Bütün bu yakınlaşmaya rağmen Mısır’ın İran’la olan ilişkisi, yapıcı ve sağlam bir temelden ziyade konjonktürel tehdit algılamaları ve ortak çıkarlar üzerinden yürümektedir. Zira bu iki ülkenin tarihî çıkarlarının ve jeokültürel gerçeklerinin aslında tam aksi yönde olduğunu belirtmek gerekir. Mısır, tarihî olarak Arap milliyetçiliği çerçevesinde, coğrafi anlamda başta Suriye ile olmak üzere, bütünleşmeye yönelik bir politika izlerken, İran’ın Suriye’yi tamamen kendi amaçları doğrultusunda kullanma niyetinde olduğu muhakkaktır. Başka bir deyişle bugün Suriye meselesinde her ne kadar iki ülke Suriye’deki İslami gruplardan ve demokrasi talebiyle silahlı mücadele veren gruplardan rahatsızlık duysa da -hem Tahran’ın hem de Kahire’nin birleştiği en temel nokta demokrasi karşıtı tavırları olsa da- tarihsel perspektifle bir okuma yapıldığında iki ülkenin önceliklerinin farklı olduğu ortadadır.

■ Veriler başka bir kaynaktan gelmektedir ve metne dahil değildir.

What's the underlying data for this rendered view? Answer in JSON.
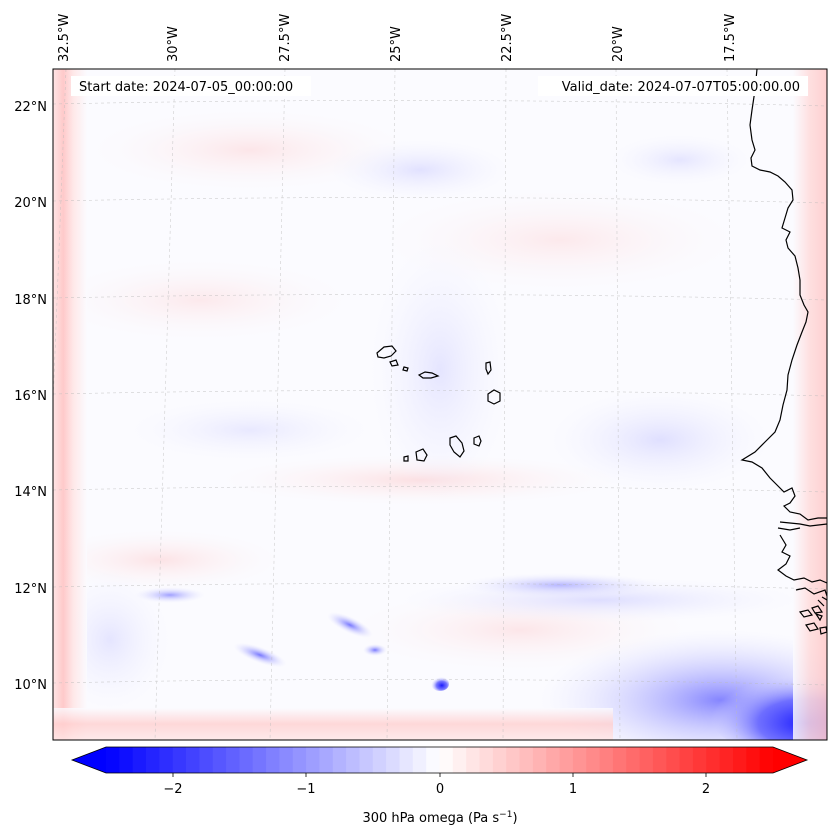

Sisi’nin İran’la olan yakınlığı Mısır’da bazı çevrelerde ciddi anlamda sorgulanmaktadır. Zira Arap davasının baş aktörü olarak görülen Mısır’ın İran’la tarihî ihtilaflar yaşadığı ve  bu ihtilafların halen sürdüğü belirtilerek Sisi’nin hamlelerinin daha çok kendi kararı olduğu yorumları yapılmaktadır. Bu durum Mısır içinde milliyetçi, İslami ve liberal kanatlar arasında ciddi bir rahatsızlığa sebep olmaktadır.

Bununla birlikte bölgesel gerçekler ve Mısır’ın Arap davasındaki konumu, bu ilişkinin sınırları noktasında belirleyici olmaktadır. Zira Mısır’da darbe sürecinde Sisi yönetimine ciddi anlamda destek veren Suudi Arabistan, bu yakınlaşmadan rahatsız olmuş ve Mısır’ın jeopolitiğine etki etmek için Mısır sınırında Sudan’la birlikte askerî bir tatbikat gerçekleştirmiştir.[3] Mesaj niteliği taşıyan bu tatbikatın, Mısır’ın İran’la olan ilişkisini tekrar gözden geçirmesi için yapıldığı değerlendirilmektedir.

Mısır-İran yakınlaşmasının boyutlarını bölgesel kontekstte görmek açısından Bahreyn Kralı’nın Mısır’a yaptığı ziyaret de önemlidir. Bahreyn’de rejim değişikliği yapmak isteyen ve bunun için ciddi birtakım çalışmalar içinde olan İran’a karşı mücadele eden Kral ve müttefiklerinin Mısır ziyareti sırasında Sisi’nin yaptığı “Bahreyn ve Körfez’in güvenliği Mısır’ın güvenliğidir” şeklindeki açıklama,[4] bir nevi Mısır-İran ilişkilerinin boyutunu ve sınırlarını da ifşa etmiştir. Kaldı ki İran aslında Mısır’la olan ilişkisinin sınırlarını gayet açık bir şekilde bilmektedir. Ancak İran için Suriye meselesindeki kritik süreçte, Arap dünyasında büyük bir etkiye sahip olan Mısır gibi bir ülkenin muhalefetinden kurtulmuş olmak ve bu durumun yol açacağı olumsuz etkileri azaltmış olmak büyük bir kazanç olarak değerlendirilmektedir. Bunun yanında İranlı yetkililerin Kuveyt ve Umman’a olan ziyaretlerini ve Mısır’la yakınlaşma isteği içinde olunmasını, bölgede İran’a karşı oluşan negatif havanın azaltılması isteği olarak görmek de mümkündür.

 

 

 


[1] https://arabic.rt.com/world/867

[2] “The Saudi Egyptian divide runs deeper than Syria”, The New Arabhttps://www.alaraby.co.uk/english/comment/2016/10/21/the-saudi-egyptian-divide-runs-deeper-than-syria (07 Ocak 2017).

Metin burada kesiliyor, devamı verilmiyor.